From the very beginning of a student’s schooling in Prep, he or she will be thrilled by the great stories drawn from history. One of the greatest joys of my teaching career has been to teach History and to see young minds enthralled by my virtual walks through the penumbrous tombs of ancient Egypt or the luminously beautiful cities of Renaissance Italy.
Teachers do not have to cultivate a love of history: it is already innate and present. We merely have to ensure that we do not do anything to spoil it. This continues on into the senior years when the pressures of course selection and career paths become more germaine.
Scenario: Evening, Melbourne Grammar School, parent teacher night, the Nigel Peck Centre for Learning and Leadership. An anxious parent asks a teacher of History: “So, what jobs will your history subject open up for my child?” The teacher might make the mistake of trying to list specific existing jobs – such as journalism, publishing or diplomacy
– where historical skills are indeed more obviously and demonstrably useful.
But according to the Department of History at the University of Melbourne, the more likely answer – to which I most willingly contributed at the time – would rather be: “All of them”. This startling assertion is predicated not on the content and themes of history itself, but upon an awareness of the real demands of the modern workplace. The content of history might be about the past, but the skills will resonate most powerfully in the present and the future.

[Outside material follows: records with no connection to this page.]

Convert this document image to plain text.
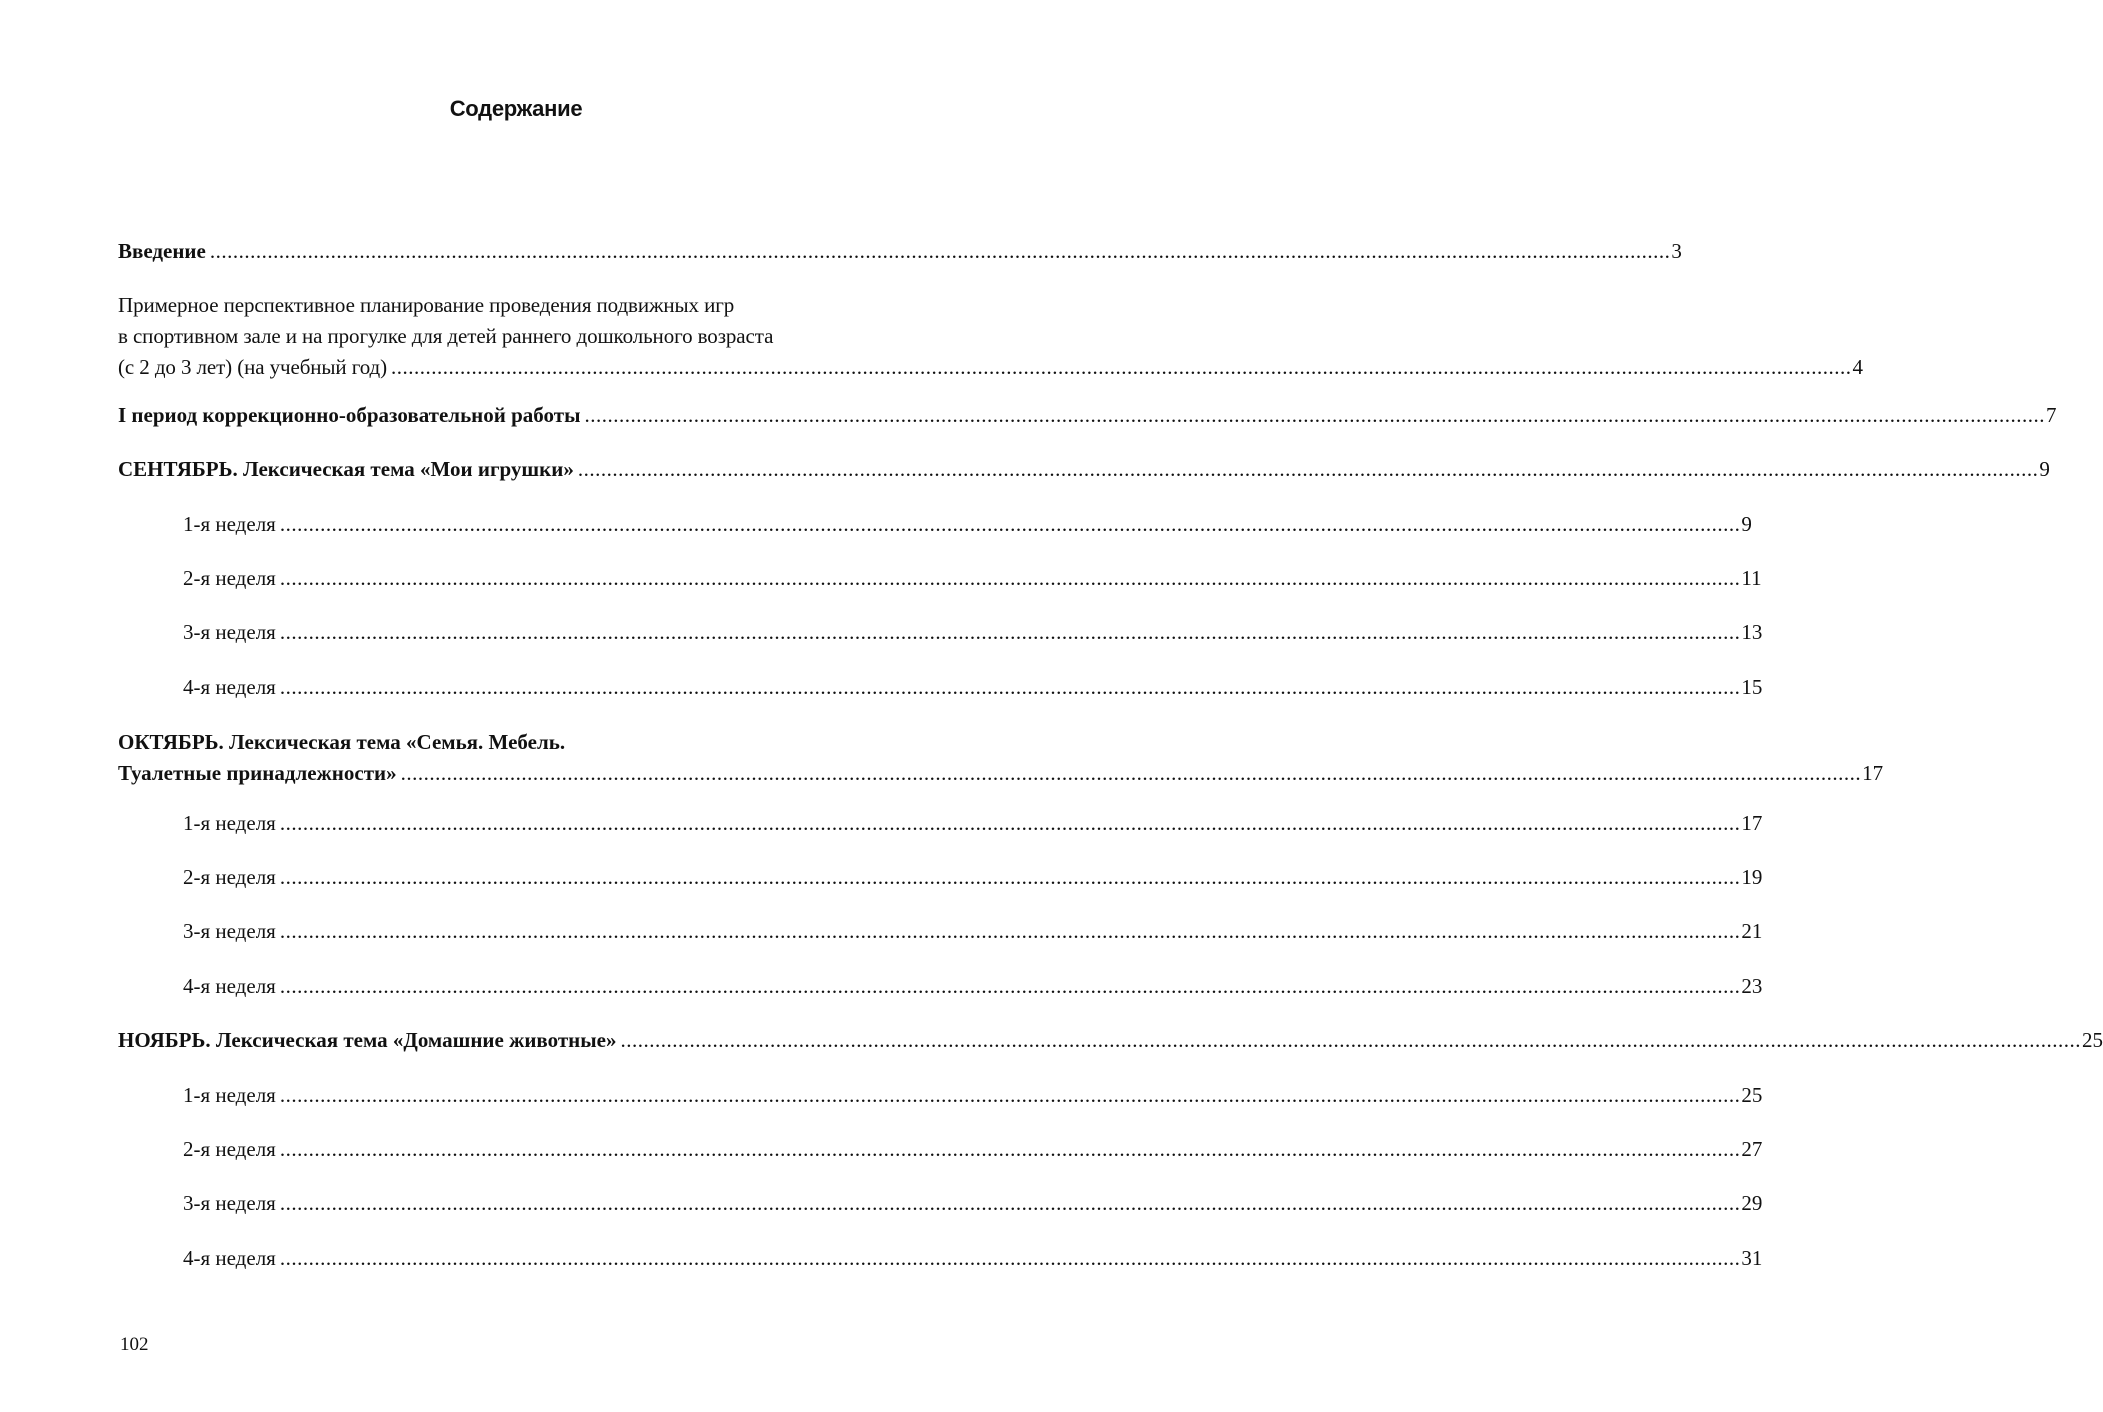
Содержание
Введение .............................................................................................................................................................................................................................................................. 3
Примерное перспективное планирование проведения подвижных игр
в спортивном зале и на прогулке для детей раннего дошкольного возраста
(с 2 до 3 лет) (на учебный год) .............................................................................................................................................................................................................................................................. 4
I период коррекционно-образовательной работы .............................................................................................................................................................................................................................................................. 7
СЕНТЯБРЬ. Лексическая тема «Мои игрушки» .............................................................................................................................................................................................................................................................. 9
1-я неделя .............................................................................................................................................................................................................................................................. 9
2-я неделя .............................................................................................................................................................................................................................................................. 11
3-я неделя .............................................................................................................................................................................................................................................................. 13
4-я неделя .............................................................................................................................................................................................................................................................. 15
ОКТЯБРЬ. Лексическая тема «Семья. Мебель.
Туалетные принадлежности» .............................................................................................................................................................................................................................................................. 17
1-я неделя .............................................................................................................................................................................................................................................................. 17
2-я неделя .............................................................................................................................................................................................................................................................. 19
3-я неделя .............................................................................................................................................................................................................................................................. 21
4-я неделя .............................................................................................................................................................................................................................................................. 23
НОЯБРЬ. Лексическая тема «Домашние животные» .............................................................................................................................................................................................................................................................. 25
1-я неделя .............................................................................................................................................................................................................................................................. 25
2-я неделя .............................................................................................................................................................................................................................................................. 27
3-я неделя .............................................................................................................................................................................................................................................................. 29
4-я неделя .............................................................................................................................................................................................................................................................. 31
102
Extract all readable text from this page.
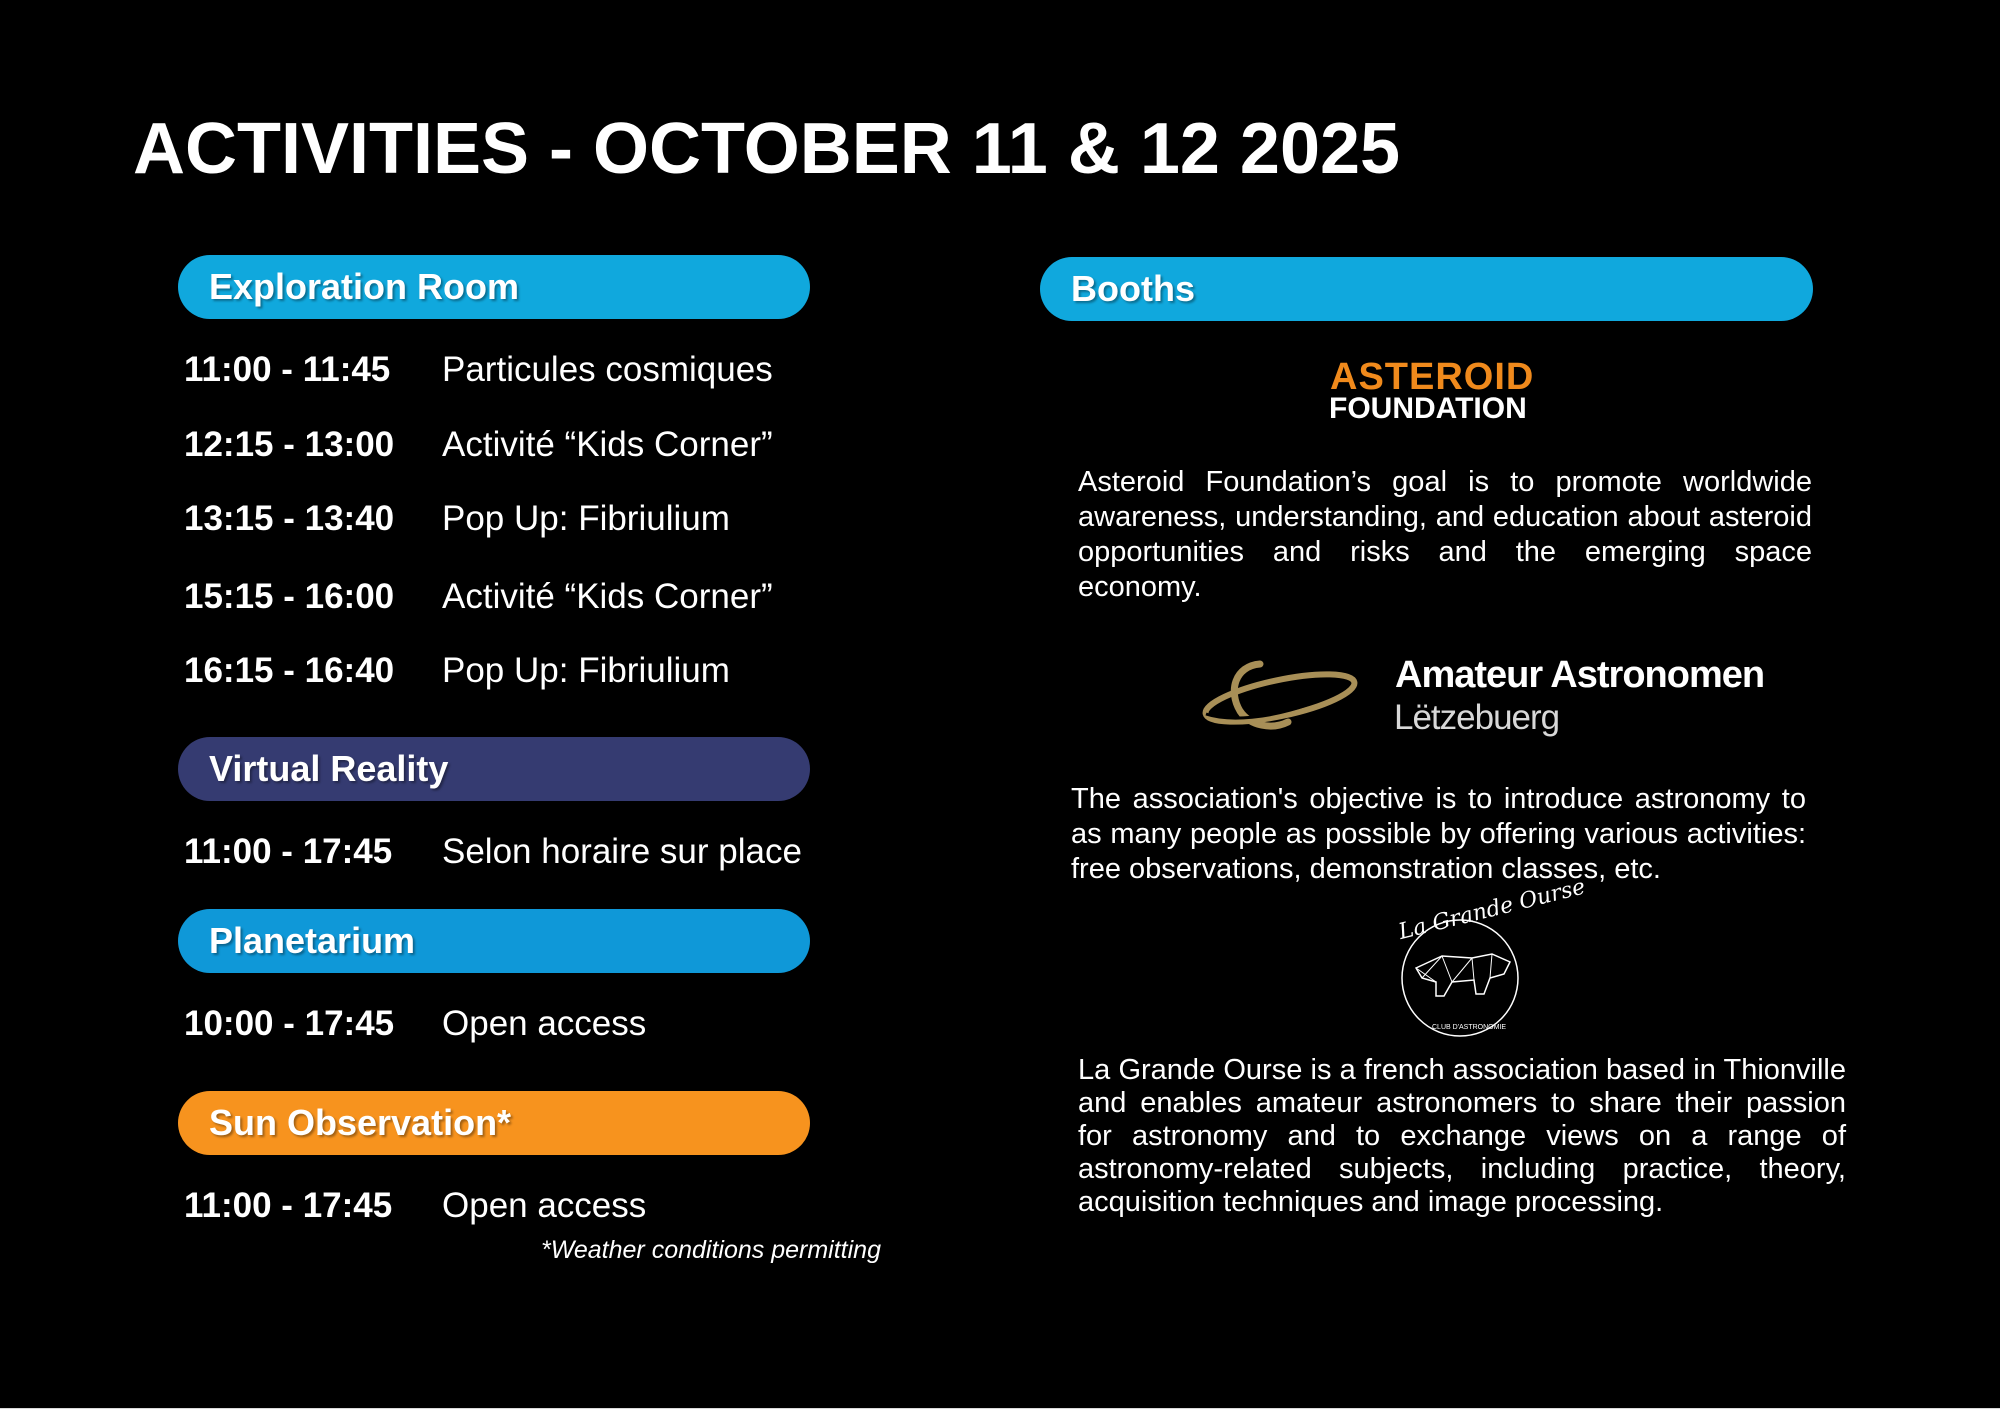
ACTIVITIES - OCTOBER 11 & 12 2025
Exploration Room
11:00 - 11:45 Particules cosmiques
12:15 - 13:00 Activité “Kids Corner”
13:15 - 13:40 Pop Up: Fibriulium
15:15 - 16:00 Activité “Kids Corner”
16:15 - 16:40 Pop Up: Fibriulium
Virtual Reality
11:00 - 17:45 Selon horaire sur place
Planetarium
10:00 - 17:45 Open access
Sun Observation*
11:00 - 17:45 Open access
*Weather conditions permitting
Booths
ASTEROID
FOUNDATION
Asteroid Foundation’s goal is to promote worldwide awareness, understanding, and education about asteroid opportunities and risks and the emerging space economy.
Amateur Astronomen
Lëtzebuerg
The association's objective is to introduce astronomy to as many people as possible by offering various activities: free observations, demonstration classes, etc.
La Grande Ourse
CLUB D'ASTRONOMIE
La Grande Ourse is a french association based in Thionville and enables amateur astronomers to share their passion for astronomy and to exchange views on a range of astronomy-related subjects, including practice, theory, acquisition techniques and image processing.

First, the age of the ‘one life-one career’ is slipping away. Careers experts warn our students that they may find themselves moving fluidly from one job to another, some of which do not even exist yet and cannot be predicted. This means that job-specific training might be of less use, and that graduates will quickly find that they need a set of very generic workplace skills that can be easily applied to very different situations.
Thus, for example, a history graduate might have conducted research into subjects as diverse as ancient Egypt or the causes of WWI, yet never mention a word of it in their eventual workplaces. The same graduate might, however, be surprised and gratified that he or she shines in the workplace by virtue of their finely-honed skills of research, analysis and, above all, literate and articulate communication.
Second, while the jobs of the future might be unpredictable, the demands of the future diverse workplaces are not. Employers repeatedly find that there is an intense need for workers who can read and analyse large amounts of information, who can construct arguments and draw conclusions, and, above all, who can communicate them effectively and clearly.
In particular, the previous traditional problem for businesses of lack of information has now been erased, in our electronic age, by the problem of a massive overload of too much information, some of it seriously incorrect.
Crucially, the history graduate can identify and evaluate differing points of view and explain their origins and motives. This is not to suggest that other disciplines do not also teach valuable skills, but those of history are especially adaptable to the workplace.
For example, History is a subject that depends on analysing primary sources (documents created at the historical moment being studied) and secondary sources (documents created after the historical period being considered). It depends absolutely on the scrupulous checking and rechecking of factual evidence, and of a judicial, penetrating analysis of different points of view of the same event.
Finally, historians are trained to study humanity, how humans behave, and how human society works. They are humanists, not technocrats. While an engineer or an architect might plan the nuts-and-bolts mechanisms of some massive development project, there is a need for skills in the workplace that can predict, identify and manage the human impact.
In some cases, historians refer to lessons from the past. As our society struggles to deal with the pandemic situation in 2021, we might draw very interesting conclusions from the precedent of what Australia did – with amazing success – to combat the deadly Spanish Flu virus in 1918 – 1919, which killed more people than WWI itself.
In conclusion, teachers of History might well reconfigure the profound words of one writer, who memorably wrote: “The past is a foreign country. They do things differently there.” But, for the young people in our care, and who are preparing for a dynamic workplace, we might more accurately rephrase this as: “The future is a different country, and they will do things differently there.”
For that chameleon future, the analytical skills of the historian will provide a toolkit that will never fail to adapt to even the most radical changes in the world that lies ahead of us.
Dr Michael Adcock
About Michael Adcock
Dr Michael Adcock has been the Head of History in the Senior School at Melbourne Grammar School since 2010. Prior to this Michael was a lecturer in History at the University of Melbourne. He holds a Bachelor of Arts (French and History), a Master of Arts (French History) and a Doctor of Philosophy (French History). As a historian who specialises in 18th to 20th century Europe and the political role of art in times of rapid social change, Michael regularly leads European study tours.